Nach der Flucht durch die Wüste erwartet die Geflüchteten in Libyen „die Hölle“. Ärzte ohne Grenzen leistet seit 2016 medizinische Hilfe bzw. wird oftmals einfach nur Zeuge der Zustände vor Ort, da die Mitglieder dieser Organisation erst eingreifen dürfen, wenn es einer Person sehr schlecht geht. Migrant*innen werden in Libyen in offiziellen oder inoffiziellen Internierungslagern festgehalten, gefoltert, vergewaltigt; sie erfahren physische und psychische Gewalt und werden erpresst, sich von ihren Freund*innen/Familien Geld schicken zu lassen, um sich freizukaufen, oder werden versklavt. Herr Rummenhohl zitierte einen jungen Somalier, der sagte: „Das Leben in Libyen ist kein Leben. Alle Menschen wenden sich zum Meer, das ist die einzige Möglichkeit zu leben.“ (https://sosmediterranee.de/testimonies/in-eigenen-worten-51-das-leben-in-libyen-ist-kein-leben-alle-menschen-wenden-sich-gen-meer-das-ist-die-einzige-moeglichkeit-zu-leben/).

Um dieser Hölle zu entgehen, riskieren Geflüchtete erneut ihr Leben und begeben sich auf untaugliche, völlig überladene und mit viel zu wenig Benzin und Lebensmittel ausgestattete Boote. Herr Rummenhohl informierte auch, dass Geflüchtete davon berichten, dass sie zur Über­fahrt gezwungen wurden. Nach Angaben von UNHCR sterben täglich mindestens sechs Menschen auf der Flucht im Mittelmeer.
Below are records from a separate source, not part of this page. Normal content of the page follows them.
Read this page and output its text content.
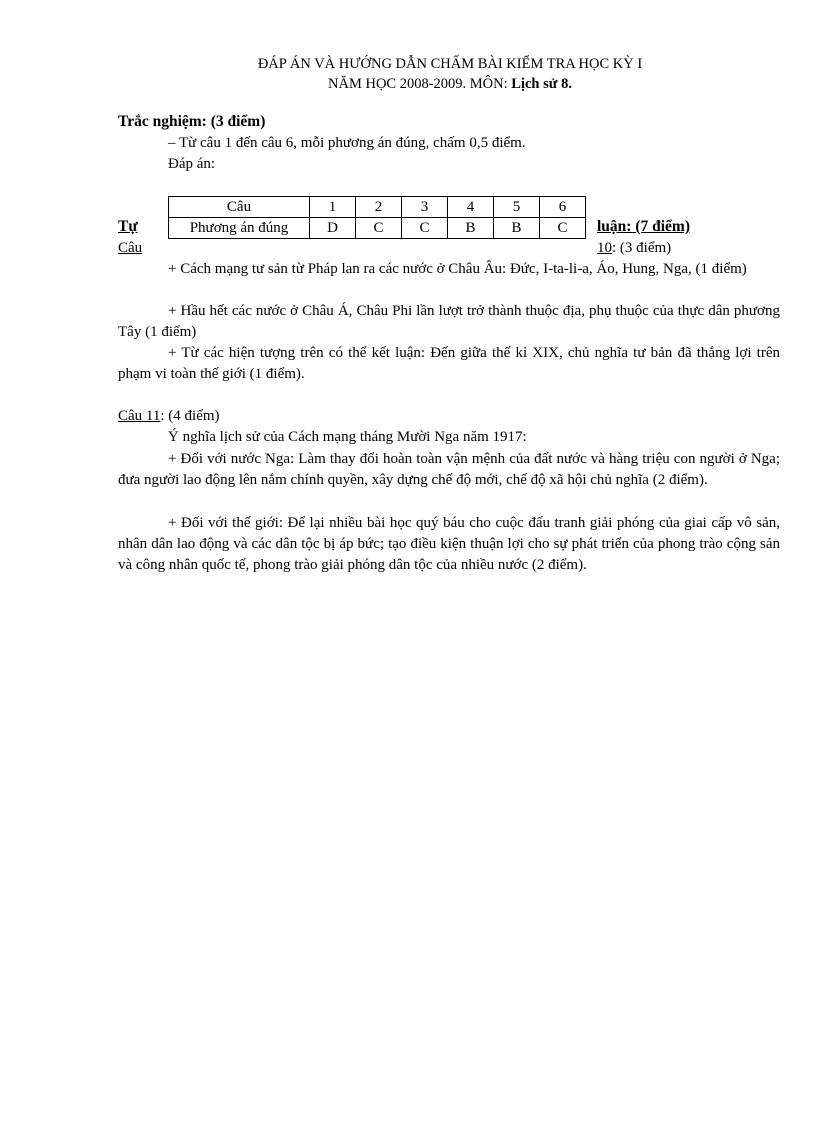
ĐÁP ÁN VÀ HƯỚNG DẪN CHẤM BÀI KIỂM TRA HỌC KỲ I
NĂM HỌC 2008-2009. MÔN: Lịch sử 8.
Trắc nghiệm: (3 điểm)
– Từ câu 1 đến câu 6, mỗi phương án đúng, chấm 0,5 điểm.
Đáp án:
Câu	1	2	3	4	5	6
Phương án đúng	D	C	C	B	B	C
Tự	luận: (7 điểm)
Câu	10: (3 điểm)
+ Cách mạng tư sản từ Pháp lan ra các nước ở Châu Âu: Đức, I-ta-li-a, Áo, Hung, Nga, (1 điểm)
+ Hầu hết các nước ở Châu Á, Châu Phi lần lượt trở thành thuộc địa, phụ thuộc của thực dân phương Tây (1 điểm)
+ Từ các hiện tượng trên có thể kết luận: Đến giữa thế kỉ XIX, chủ nghĩa tư bản đã thắng lợi trên phạm vi toàn thế giới (1 điểm).
Câu 11: (4 điểm)
Ý nghĩa lịch sử của Cách mạng tháng Mười Nga năm 1917:
+ Đối với nước Nga: Làm thay đổi hoàn toàn vận mệnh của đất nước và hàng triệu con người ở Nga; đưa người lao động lên nắm chính quyền, xây dựng chế độ mới, chế độ xã hội chủ nghĩa (2 điểm).
+ Đối với thế giới: Để lại nhiều bài học quý báu cho cuộc đấu tranh giải phóng của giai cấp vô sản, nhân dân lao động và các dân tộc bị áp bức; tạo điều kiện thuận lợi cho sự phát triển của phong trào cộng sản và công nhân quốc tế, phong trào giải phóng dân tộc của nhiều nước (2 điểm).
Italien hatte 2013 das Seenotrettungssystem Mare Nostrum in Kraft gesetzt, dieses aber 2014 aus finanziellen Gründen und wegen fehlender europäischer Unterstützung wieder eingestellt. Zivile Seenotrettungsorganisationen, wie auch die SOS Méditeranée, haben im Mittelmeer Rettungseinsätze aufgenommen und dadurch Tausende von schutzsuchenden Menschen vor dem Ertrinken bewahrt. Die Situation hat sich allerdings weiter verschärft, die Arbeit der zivilen Seenotrettungsorganisationen wird behindert, es drohen Strafen und Häfen werden gesperrt. Aus diesen politischen Gründen ist die SOS Méditeranée seit 2019 auch nicht mehr mit ihrem eigenen Schiff Aquarius unterwegs. Seit Juli bedient sich der Verein des gecharterten Schiffs Ocean Viking, um dem Risiko der Beschlagnahmung zu begegnen.

Die EU-Staaten haben die Verantwortung für die Seenotrettung vor der libyschen Küste offiziell an die libysche Küstenwache abgegeben, d.h. Europa nimmt in Kauf, dass Menschen zurückgebracht werden in ein menschenverachtendes und folterndes System.

Was macht uns eigentlich Angst an der Migration und den damit verbundenen Veränderungen in unserem Land? Wo ist das „Wir schaffen das!“ geblieben?, fragte Till Rummenhohl.
Asylsuchende, die uns hier in Deutschland begegnen, sind Menschen auf der Suche nach einer besseren und sicheren Zukunft – ein völlig menschlicher und normaler Wunsch. Er ermutigte dazu, dass sich Jede*r nach den eigenen Möglichkeiten auf den Weg macht, die uns vielleicht noch fremden Menschen zu verstehen, sie zu akzeptieren und zu integrieren – anstatt die Straßenseite zu wechseln oder wegzuschauen. Es ist genug, da sein und den Menschen sehen, der einfach nur menschlich leben möchte.